A Hybrid Fuzzy-Lqr Based Speed Controller for Induction Motors

Abstract

Induction motors are now widely utilized in a variety of industrial and household applications due to their benefits, which include simple construction, rugged, high reliability and high efficiency. Despite the benefits, an Induction motor has uncertain and nonlinear characteristics which degrade the performance of controllers. As a result, many controllers fail to smoothly track the speed trajectory. Therefore, appropriate speed controllers are required to attain the required level of performance. In this thesis, the Fuzzy- linear quadratic regulator Control technique is used for the speed control of the Induction motor drive system. The proposed control technique is designed, and its performance evaluated against the linear quadratic regulator and the fuzzy logic controller individually. A set of simulation works have been done using MATLAB/SIMULINK. The simulation results show that linear quadratic regulator alone produces a smooth speed response with better rise time and overshoot but it is aggressive and produces chattering about the desired value.
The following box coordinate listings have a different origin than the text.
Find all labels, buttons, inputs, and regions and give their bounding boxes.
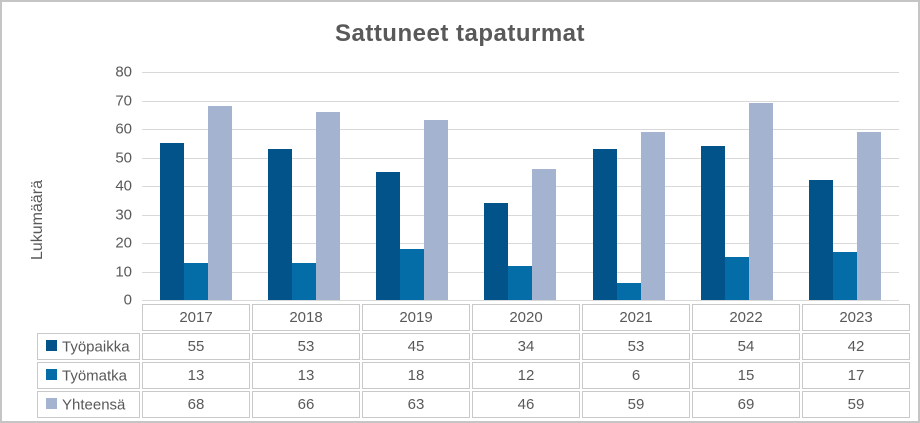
value-yhteensä-2023: 59 bbox=[802, 391, 910, 418]
bar-työpaikka-2023 bbox=[808, 180, 833, 300]
legend-label-yhteensä: Yhteensä bbox=[62, 396, 126, 414]
value-työpaikka-2023: 42 bbox=[802, 333, 910, 360]
bar-group-2017 bbox=[142, 72, 250, 300]
bar-työmatka-2018 bbox=[292, 262, 317, 300]
value-työpaikka-2017: 55 bbox=[142, 333, 250, 360]
bar-työmatka-2023 bbox=[832, 251, 857, 300]
value-yhteensä-2021: 59 bbox=[582, 391, 690, 418]
y-tick-label-70: 70 bbox=[115, 92, 132, 110]
legend-cell-yhteensä: Yhteensä bbox=[37, 391, 140, 418]
value-työpaikka-2018: 53 bbox=[252, 333, 360, 360]
legend-swatch-työpaikka bbox=[46, 340, 57, 352]
gridline-y40 bbox=[142, 186, 899, 187]
plot-area bbox=[142, 72, 899, 301]
bar-työmatka-2019 bbox=[400, 248, 425, 300]
legend-swatch-yhteensä bbox=[46, 398, 57, 410]
x-category-label-2022: 2022 bbox=[692, 304, 800, 331]
bar-group-2022 bbox=[683, 72, 791, 300]
bar-työpaikka-2020 bbox=[484, 203, 509, 300]
chart-title: Sattuneet tapaturmat bbox=[334, 20, 586, 47]
x-category-label-2023: 2023 bbox=[802, 304, 910, 331]
value-työpaikka-2022: 54 bbox=[692, 333, 800, 360]
table-row-työmatka: Työmatka 13 13 18 12 6 15 17 bbox=[37, 362, 910, 389]
value-työmatka-2018: 13 bbox=[252, 362, 360, 389]
data-table: 2017 2018 2019 2020 2021 2022 2023 Työpaikka 55 5… bbox=[35, 302, 912, 420]
value-työmatka-2021: 6 bbox=[582, 362, 690, 389]
bar-yhteensä-2017 bbox=[208, 106, 233, 300]
y-tick-label-30: 30 bbox=[115, 206, 132, 224]
value-työpaikka-2021: 53 bbox=[582, 333, 690, 360]
legend-cell-työpaikka: Työpaikka bbox=[37, 333, 140, 360]
gridline-y20 bbox=[142, 243, 899, 244]
value-yhteensä-2019: 63 bbox=[362, 391, 470, 418]
bar-työpaikka-2017 bbox=[160, 143, 185, 300]
value-työpaikka-2020: 34 bbox=[472, 333, 580, 360]
bar-työmatka-2021 bbox=[616, 282, 641, 300]
gridline-y70 bbox=[142, 101, 899, 102]
x-category-label-2017: 2017 bbox=[142, 304, 250, 331]
bar-työpaikka-2018 bbox=[268, 148, 293, 300]
value-yhteensä-2017: 68 bbox=[142, 391, 250, 418]
legend-label-työmatka: Työmatka bbox=[62, 367, 128, 385]
bar-group-2020 bbox=[466, 72, 574, 300]
bar-työpaikka-2019 bbox=[376, 171, 401, 300]
x-category-label-2020: 2020 bbox=[472, 304, 580, 331]
legend-label-työpaikka: Työpaikka bbox=[62, 338, 130, 356]
bar-group-2023 bbox=[791, 72, 899, 300]
bar-group-2018 bbox=[250, 72, 358, 300]
table-row-yhteensä: Yhteensä 68 66 63 46 59 69 59 bbox=[37, 391, 910, 418]
bar-yhteensä-2019 bbox=[424, 120, 449, 300]
gridline-y80 bbox=[142, 72, 899, 73]
bar-yhteensä-2023 bbox=[856, 131, 881, 300]
value-työmatka-2022: 15 bbox=[692, 362, 800, 389]
table-corner-cell bbox=[37, 304, 140, 331]
bar-yhteensä-2020 bbox=[532, 168, 557, 300]
y-tick-label-10: 10 bbox=[115, 263, 132, 281]
bar-yhteensä-2021 bbox=[640, 131, 665, 300]
x-category-label-2021: 2021 bbox=[582, 304, 690, 331]
bar-group-2019 bbox=[358, 72, 466, 300]
bar-group-2021 bbox=[575, 72, 683, 300]
y-tick-label-0: 0 bbox=[123, 291, 132, 309]
y-tick-label-50: 50 bbox=[115, 149, 132, 167]
bar-yhteensä-2022 bbox=[748, 103, 773, 300]
y-axis-tick-labels: 0 10 20 30 40 50 60 70 80 bbox=[2, 64, 132, 309]
y-tick-label-60: 60 bbox=[115, 120, 132, 138]
bar-työmatka-2022 bbox=[724, 257, 749, 300]
x-category-label-2019: 2019 bbox=[362, 304, 470, 331]
gridline-y30 bbox=[142, 215, 899, 216]
bars-layer bbox=[142, 72, 899, 300]
bar-työmatka-2017 bbox=[184, 262, 209, 300]
bar-työpaikka-2021 bbox=[592, 148, 617, 300]
value-työmatka-2023: 17 bbox=[802, 362, 910, 389]
y-tick-label-40: 40 bbox=[115, 177, 132, 195]
value-yhteensä-2020: 46 bbox=[472, 391, 580, 418]
table-row-työpaikka: Työpaikka 55 53 45 34 53 54 42 bbox=[37, 333, 910, 360]
value-työpaikka-2019: 45 bbox=[362, 333, 470, 360]
value-yhteensä-2022: 69 bbox=[692, 391, 800, 418]
value-työmatka-2019: 18 bbox=[362, 362, 470, 389]
bar-yhteensä-2018 bbox=[316, 111, 341, 300]
x-category-label-2018: 2018 bbox=[252, 304, 360, 331]
bar-työpaikka-2022 bbox=[700, 146, 725, 300]
value-yhteensä-2018: 66 bbox=[252, 391, 360, 418]
gridline-y50 bbox=[142, 158, 899, 159]
y-tick-label-80: 80 bbox=[115, 63, 132, 81]
y-tick-label-20: 20 bbox=[115, 234, 132, 252]
legend-cell-työmatka: Työmatka bbox=[37, 362, 140, 389]
value-työmatka-2020: 12 bbox=[472, 362, 580, 389]
gridline-y0 bbox=[142, 300, 899, 301]
bar-työmatka-2020 bbox=[508, 265, 533, 300]
legend-swatch-työmatka bbox=[46, 369, 57, 381]
value-työmatka-2017: 13 bbox=[142, 362, 250, 389]
gridline-y60 bbox=[142, 129, 899, 130]
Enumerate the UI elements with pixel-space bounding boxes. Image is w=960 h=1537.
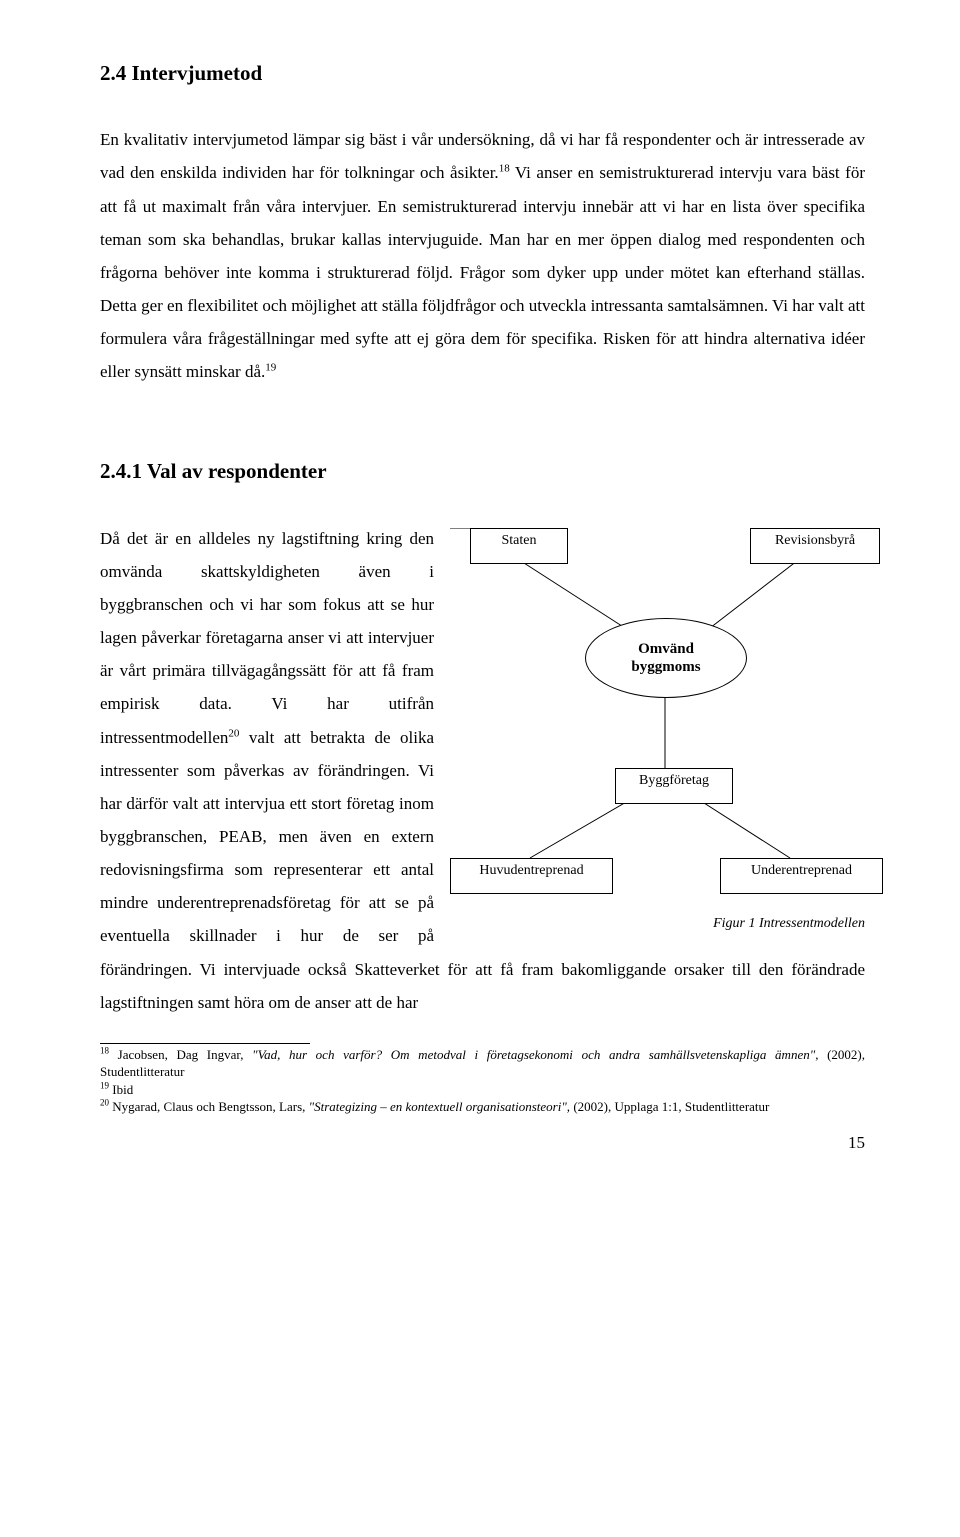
page-number: 15 <box>100 1126 865 1159</box>
node-label: Huvudentreprenad <box>479 863 583 878</box>
node-label: Revisionsbyrå <box>775 533 855 548</box>
footnote-19: 19 Ibid <box>100 1081 865 1099</box>
fn-text: Ibid <box>109 1082 133 1097</box>
footnote-ref-19: 19 <box>265 362 276 374</box>
fn-num: 18 <box>100 1046 109 1056</box>
para1-b: Vi anser en semistrukturerad intervju va… <box>100 163 865 381</box>
footnote-18: 18 Jacobsen, Dag Ingvar, "Vad, hur och v… <box>100 1046 865 1081</box>
fn-num: 20 <box>100 1098 109 1108</box>
para2-a: Då det är en alldeles ny lagstiftning kr… <box>100 529 434 747</box>
figure-caption: Figur 1 Intressentmodellen <box>713 910 865 937</box>
fn-text: Nygarad, Claus och Bengtsson, Lars, <box>109 1099 309 1114</box>
paragraph-1: En kvalitativ intervjumetod lämpar sig b… <box>100 123 865 388</box>
node-center: Omvändbyggmoms <box>585 618 747 698</box>
footnote-20: 20 Nygarad, Claus och Bengtsson, Lars, "… <box>100 1098 865 1116</box>
fn-title: "Strategizing – en kontextuell organisat… <box>309 1099 570 1114</box>
node-under: Underentreprenad <box>720 858 883 894</box>
subsection-heading: 2.4.1 Val av respondenter <box>100 458 865 485</box>
footnote-ref-20: 20 <box>228 727 239 739</box>
fn-num: 19 <box>100 1081 109 1091</box>
fn-text: Jacobsen, Dag Ingvar, <box>109 1047 252 1062</box>
fn-text: (2002), Upplaga 1:1, Studentlitteratur <box>570 1099 769 1114</box>
node-bygg: Byggföretag <box>615 768 733 804</box>
section-heading: 2.4 Intervjumetod <box>100 60 865 87</box>
node-huvud: Huvudentreprenad <box>450 858 613 894</box>
wrap-area: Staten Revisionsbyrå Omvändbyggmoms Bygg… <box>100 522 865 1019</box>
diagram-intressentmodellen: Staten Revisionsbyrå Omvändbyggmoms Bygg… <box>450 528 865 938</box>
node-label: Staten <box>502 533 537 548</box>
footnote-ref-18: 18 <box>499 163 510 175</box>
node-revision: Revisionsbyrå <box>750 528 880 564</box>
node-label: Underentreprenad <box>751 863 852 878</box>
node-label: Byggföretag <box>639 773 709 788</box>
node-label: Omvändbyggmoms <box>631 640 700 676</box>
footnotes: 18 Jacobsen, Dag Ingvar, "Vad, hur och v… <box>100 1046 865 1116</box>
node-staten: Staten <box>470 528 568 564</box>
fn-title: "Vad, hur och varför? Om metodval i före… <box>252 1047 815 1062</box>
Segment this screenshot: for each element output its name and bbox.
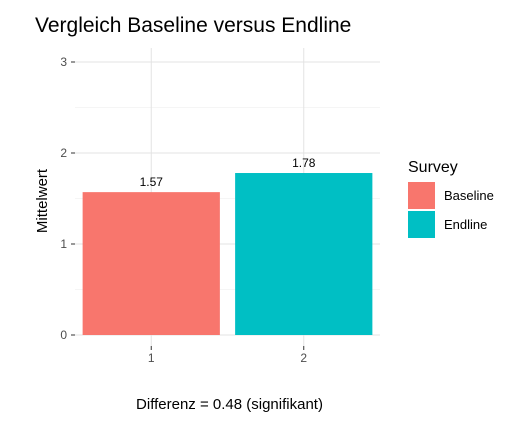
x-tick-label: 1 bbox=[148, 351, 155, 365]
bar-1 bbox=[82, 192, 220, 335]
legend-key-endline bbox=[408, 211, 435, 238]
y-tick-label: 2 bbox=[60, 146, 67, 160]
chart-title: Vergleich Baseline versus Endline bbox=[35, 14, 352, 37]
data-label-2: 1.78 bbox=[292, 156, 316, 170]
legend: Survey Baseline Endline bbox=[408, 159, 494, 238]
x-axis-title: Differenz = 0.48 (signifikant) bbox=[136, 396, 323, 413]
bars bbox=[82, 173, 373, 335]
data-label-1: 1.57 bbox=[140, 175, 164, 189]
legend-title: Survey bbox=[408, 159, 458, 176]
y-tick-label: 3 bbox=[60, 55, 67, 69]
legend-label-endline: Endline bbox=[444, 217, 487, 232]
y-tick-label: 1 bbox=[60, 237, 67, 251]
legend-label-baseline: Baseline bbox=[444, 188, 494, 203]
x-tick-label: 2 bbox=[300, 351, 307, 365]
data-labels: 1.57 1.78 bbox=[140, 156, 316, 189]
legend-key-baseline bbox=[408, 182, 435, 209]
y-axis-title: Mittelwert bbox=[34, 168, 51, 233]
y-tick-label: 0 bbox=[60, 328, 67, 342]
bar-2 bbox=[235, 173, 373, 335]
axes: 0 1 2 3 1 2 bbox=[60, 55, 307, 365]
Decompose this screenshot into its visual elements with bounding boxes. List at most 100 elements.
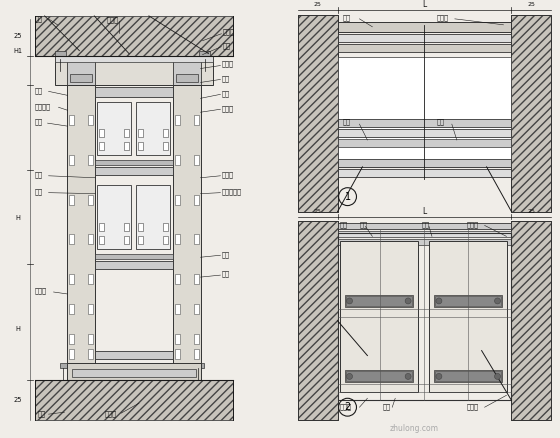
Bar — [99, 142, 104, 150]
Text: 25: 25 — [13, 33, 22, 39]
Text: H: H — [15, 326, 20, 332]
Bar — [163, 237, 168, 244]
Bar — [124, 237, 129, 244]
Text: 糙毛条: 糙毛条 — [35, 288, 46, 294]
Bar — [124, 129, 129, 137]
Bar — [97, 185, 131, 249]
Bar — [176, 74, 198, 82]
Text: 连接件: 连接件 — [104, 411, 116, 417]
Bar — [35, 380, 234, 420]
Bar — [298, 222, 338, 420]
Bar — [54, 56, 213, 85]
Bar — [54, 51, 67, 59]
Bar — [95, 88, 172, 97]
Text: 防水胶: 防水胶 — [437, 14, 449, 21]
Bar — [338, 223, 511, 230]
Text: 压座: 压座 — [343, 119, 351, 125]
Bar — [88, 234, 94, 244]
Text: 压座: 压座 — [343, 14, 351, 21]
Bar — [71, 74, 92, 82]
Bar — [435, 296, 502, 306]
Bar — [69, 349, 74, 359]
Bar — [172, 85, 200, 364]
Bar — [99, 223, 104, 231]
Bar — [124, 223, 129, 231]
Bar — [69, 304, 74, 314]
Bar — [175, 304, 180, 314]
Bar — [95, 350, 172, 359]
Bar — [194, 363, 203, 368]
Bar — [435, 371, 502, 381]
Bar — [99, 237, 104, 244]
Bar — [175, 155, 180, 165]
Bar — [136, 185, 170, 249]
Bar — [88, 115, 94, 125]
Bar — [72, 370, 195, 378]
Text: 密封胶: 密封胶 — [221, 105, 234, 112]
Bar — [67, 56, 95, 85]
Bar — [59, 363, 69, 368]
Text: 压板: 压板 — [35, 119, 43, 125]
Bar — [138, 223, 143, 231]
Text: 连接件: 连接件 — [339, 403, 352, 410]
Bar — [346, 371, 412, 381]
Bar — [69, 194, 74, 205]
Text: 封扣: 封扣 — [35, 15, 43, 22]
Bar — [346, 296, 412, 306]
Text: 进封: 进封 — [339, 221, 348, 228]
Bar — [88, 194, 94, 205]
Bar — [338, 44, 511, 52]
Text: 25: 25 — [528, 3, 535, 7]
Text: 25: 25 — [528, 209, 535, 214]
Bar — [338, 34, 511, 42]
Bar — [338, 119, 511, 127]
Bar — [175, 349, 180, 359]
Bar — [338, 22, 511, 32]
Bar — [67, 85, 95, 364]
Bar — [511, 222, 551, 420]
Bar — [194, 274, 199, 284]
Bar — [429, 241, 507, 392]
Bar — [194, 304, 199, 314]
Bar — [298, 15, 338, 212]
Bar — [194, 115, 199, 125]
Text: 疏通: 疏通 — [437, 119, 445, 125]
Bar — [338, 159, 511, 167]
Circle shape — [347, 298, 352, 304]
Bar — [95, 254, 172, 259]
Bar — [69, 155, 74, 165]
Text: H: H — [15, 215, 20, 220]
Bar — [163, 223, 168, 231]
Bar — [194, 155, 199, 165]
Bar — [175, 274, 180, 284]
Text: 防水胶: 防水胶 — [221, 60, 234, 67]
Bar — [69, 115, 74, 125]
Bar — [175, 115, 180, 125]
Bar — [338, 139, 511, 147]
Bar — [138, 129, 143, 137]
Text: 连接件: 连接件 — [106, 17, 118, 23]
Bar — [298, 222, 338, 420]
Bar — [339, 241, 418, 392]
Text: 压座: 压座 — [221, 90, 230, 97]
Bar — [69, 234, 74, 244]
Bar — [88, 334, 94, 344]
Text: 下方: 下方 — [221, 251, 230, 258]
Bar — [338, 57, 511, 167]
Text: 光洁: 光洁 — [360, 221, 367, 228]
Bar — [88, 349, 94, 359]
Bar — [88, 274, 94, 284]
Text: 防水胶: 防水胶 — [222, 28, 235, 35]
Circle shape — [494, 374, 501, 379]
Text: H1: H1 — [13, 48, 22, 53]
Text: 下滑: 下滑 — [221, 271, 230, 277]
Text: 25: 25 — [314, 209, 321, 214]
Bar — [69, 334, 74, 344]
Bar — [338, 231, 511, 237]
Text: 全包洗: 全包洗 — [466, 403, 479, 410]
Text: zhulong.com: zhulong.com — [390, 424, 438, 433]
Text: 糙毛条: 糙毛条 — [221, 172, 234, 178]
Bar — [88, 155, 94, 165]
Bar — [175, 234, 180, 244]
Bar — [124, 142, 129, 150]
The fuzzy logic, on the other hand, with the better settling time and overshoot but high rise time value when it compared to others it is also unable to completely eliminate disturbance. The proposed Fuzzy-Linear quadratic regulator technique takes the benefits of both linear quadratic regulator and Fuzzy controllers to improve the motor drive system's dynamic behavior and it is more resistant to load perturbations (disturbance). The Fuzzy-Linear quadratic regulator controller reduced the overshoot eliminated the chattering effect and resulted in smooth speed tracking with optimal control force utilization, which is the main objective of this thesis.